O seguidor de Jesus oscila entre o mundo e Deus. É tão familiar com Deus que admira a variedade e a
multiplicidade do mundo, e não teme o mundo com toda a sua complexidade. E é tão familiar com o mundo
que sente o Espírito de Deus, que trabalha no mundo, em todos os lugares e da maneira mais inesperada.
Em Jesus cristo fica claro, de uma vez para sempre, que Deus é do mundo e o mundo é de Deus . “Meu
solo e o solo de Deus são o mesmo solo” (Mestre Eckhart)
A terra já não é um vale de lágrimas mas o lugar onde Deus armou sua tenda.
A pessoa contemplativa, movida por um olhar novo, entra em comunhão com a realidade tal como ela é.
É olhar o mundo como “sacramento de Deus”. Um olhar capaz de descobrir os sinais de esperança que
existem no mundo; um olhar afetivo, marcado pela ternura, pela compaixão e por isso gerador de
misericórdia; um olhar que compromete solidariamente.

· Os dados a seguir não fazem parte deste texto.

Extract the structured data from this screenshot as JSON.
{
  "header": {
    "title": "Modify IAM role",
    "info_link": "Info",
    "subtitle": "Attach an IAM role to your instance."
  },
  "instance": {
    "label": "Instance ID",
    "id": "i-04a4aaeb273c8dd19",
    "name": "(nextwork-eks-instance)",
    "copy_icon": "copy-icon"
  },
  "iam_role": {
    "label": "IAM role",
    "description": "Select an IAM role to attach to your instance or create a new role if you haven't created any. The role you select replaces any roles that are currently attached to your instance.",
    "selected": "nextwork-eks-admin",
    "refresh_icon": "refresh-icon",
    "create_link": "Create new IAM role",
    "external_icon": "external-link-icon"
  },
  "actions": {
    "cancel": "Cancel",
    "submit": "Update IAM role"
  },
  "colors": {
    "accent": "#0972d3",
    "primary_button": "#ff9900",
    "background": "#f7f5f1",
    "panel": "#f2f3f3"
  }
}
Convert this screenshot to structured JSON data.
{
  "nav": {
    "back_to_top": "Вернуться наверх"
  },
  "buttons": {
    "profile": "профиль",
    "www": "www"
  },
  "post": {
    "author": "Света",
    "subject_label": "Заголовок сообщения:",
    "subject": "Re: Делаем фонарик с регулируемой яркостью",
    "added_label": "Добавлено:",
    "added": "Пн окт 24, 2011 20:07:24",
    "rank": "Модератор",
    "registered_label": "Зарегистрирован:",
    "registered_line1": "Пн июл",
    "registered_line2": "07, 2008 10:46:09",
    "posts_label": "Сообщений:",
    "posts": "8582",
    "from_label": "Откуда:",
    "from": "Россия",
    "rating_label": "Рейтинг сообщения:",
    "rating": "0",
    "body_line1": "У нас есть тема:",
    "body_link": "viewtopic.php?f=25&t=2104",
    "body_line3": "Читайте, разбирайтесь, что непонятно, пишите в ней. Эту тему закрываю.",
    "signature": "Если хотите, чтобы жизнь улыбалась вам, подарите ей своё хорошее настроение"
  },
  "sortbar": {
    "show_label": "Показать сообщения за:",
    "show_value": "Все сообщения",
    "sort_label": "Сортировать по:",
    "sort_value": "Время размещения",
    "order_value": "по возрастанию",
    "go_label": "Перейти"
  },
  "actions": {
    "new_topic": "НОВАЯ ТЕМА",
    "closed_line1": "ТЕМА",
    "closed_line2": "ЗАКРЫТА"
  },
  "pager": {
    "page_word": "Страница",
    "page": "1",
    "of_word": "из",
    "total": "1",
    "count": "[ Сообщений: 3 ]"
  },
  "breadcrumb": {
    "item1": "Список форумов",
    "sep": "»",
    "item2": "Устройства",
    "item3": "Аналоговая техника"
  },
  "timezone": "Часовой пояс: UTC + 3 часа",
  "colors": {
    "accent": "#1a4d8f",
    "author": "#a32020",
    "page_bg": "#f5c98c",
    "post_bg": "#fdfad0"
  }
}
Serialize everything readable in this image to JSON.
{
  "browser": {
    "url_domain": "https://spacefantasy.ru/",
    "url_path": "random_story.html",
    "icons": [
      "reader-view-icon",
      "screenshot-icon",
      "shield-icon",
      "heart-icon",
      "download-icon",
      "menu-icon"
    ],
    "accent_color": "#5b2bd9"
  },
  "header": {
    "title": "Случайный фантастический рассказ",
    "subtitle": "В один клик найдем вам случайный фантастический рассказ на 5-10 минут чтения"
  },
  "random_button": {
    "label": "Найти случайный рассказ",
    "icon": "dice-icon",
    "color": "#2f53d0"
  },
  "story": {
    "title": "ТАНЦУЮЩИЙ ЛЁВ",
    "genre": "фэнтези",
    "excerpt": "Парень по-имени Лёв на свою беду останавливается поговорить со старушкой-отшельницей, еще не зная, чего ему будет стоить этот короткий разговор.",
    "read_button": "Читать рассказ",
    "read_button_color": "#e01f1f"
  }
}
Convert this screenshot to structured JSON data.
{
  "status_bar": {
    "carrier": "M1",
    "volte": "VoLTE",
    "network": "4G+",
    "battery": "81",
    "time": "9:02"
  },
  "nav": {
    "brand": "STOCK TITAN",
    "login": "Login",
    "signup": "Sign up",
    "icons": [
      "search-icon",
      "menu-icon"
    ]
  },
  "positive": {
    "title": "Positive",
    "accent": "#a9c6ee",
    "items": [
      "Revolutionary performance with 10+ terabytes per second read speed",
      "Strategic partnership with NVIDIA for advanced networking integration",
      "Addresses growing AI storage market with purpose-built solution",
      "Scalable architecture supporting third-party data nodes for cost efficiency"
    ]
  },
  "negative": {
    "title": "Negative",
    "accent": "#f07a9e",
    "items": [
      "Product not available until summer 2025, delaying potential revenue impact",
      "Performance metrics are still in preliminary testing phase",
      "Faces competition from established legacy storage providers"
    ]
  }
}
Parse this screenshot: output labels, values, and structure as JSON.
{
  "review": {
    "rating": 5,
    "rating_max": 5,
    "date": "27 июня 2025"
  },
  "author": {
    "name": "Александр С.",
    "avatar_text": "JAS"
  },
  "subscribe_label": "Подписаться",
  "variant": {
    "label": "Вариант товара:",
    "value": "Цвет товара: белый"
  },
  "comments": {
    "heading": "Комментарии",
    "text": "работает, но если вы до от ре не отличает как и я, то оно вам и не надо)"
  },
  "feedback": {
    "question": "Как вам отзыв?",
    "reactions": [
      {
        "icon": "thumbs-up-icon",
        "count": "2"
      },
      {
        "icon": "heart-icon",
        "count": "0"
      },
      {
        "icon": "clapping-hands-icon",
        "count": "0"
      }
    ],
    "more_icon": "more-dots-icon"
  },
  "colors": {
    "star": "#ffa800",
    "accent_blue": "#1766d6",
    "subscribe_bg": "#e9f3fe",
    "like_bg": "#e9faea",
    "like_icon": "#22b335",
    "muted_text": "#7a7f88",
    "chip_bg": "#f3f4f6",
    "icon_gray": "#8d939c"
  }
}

Na Cruz de Jesus, portanto, nos é oferecida uma nova forma de sentir o mundo: “tende em vós os mesmos
sentimentos de Cristo Jesus”. O madeiro onde Jesus de Nazaré morreu não é belo aos olhos humanos, não
gratifica nossos sentidos; não é a marca de um “país católico”, nem a divisa da cristandade... É e será sempre
fonte origem de um novo modo possível de ver e ouvir o mundo, de olhar quem somos e como é Deus.
A Cruz, com seu mistério fascinante e tremendo, com seu mistério sempre maior, não só é fonte de salvação
eterna, mas princípio de uma nova sensibilidade para um novo modo de se fazer presente neste mundo.
Não podemos venerar a Cruz e adorar o Crucificado vivendo de costas ao sofrimento de tantos seres
humanos destruídos pela fome, miséria e exclusão. Se ao contemplar o rosto do Crucificado nos
esquecemos das vítimas, seja qual for sua raça, cultura ou religião, então é que nosso olhar não é o olhar da
fé. Segundo Jon Sobrino, a fé no Crucificado implica em fazer descer da Cruz aqueles que estão
dependurados nela.
Na Cruz, Jesus Cristo “desceu” ao nível mais baixo da condição humana, de maneira que todo aqueles que
caírem, caiam n’Ele.
Associar-nos ao Cristo em sua “descida” para “subir” com Ele significa, também, arrancar de nosso
próprio coração a cumplicidade com todo tipo de morte e deixar-nos possuir pela glória de Deus.
“Descer” com Ele para aquilo que também está morto em nós (no nível corporal, afetivo, espiritual, social).
A luz da presença de Cristo ilumina tudo o que é sombrio em nosso interior. Ali estão presentes germes de
vida que ainda não tiveram possibilidade de irromper e crescer.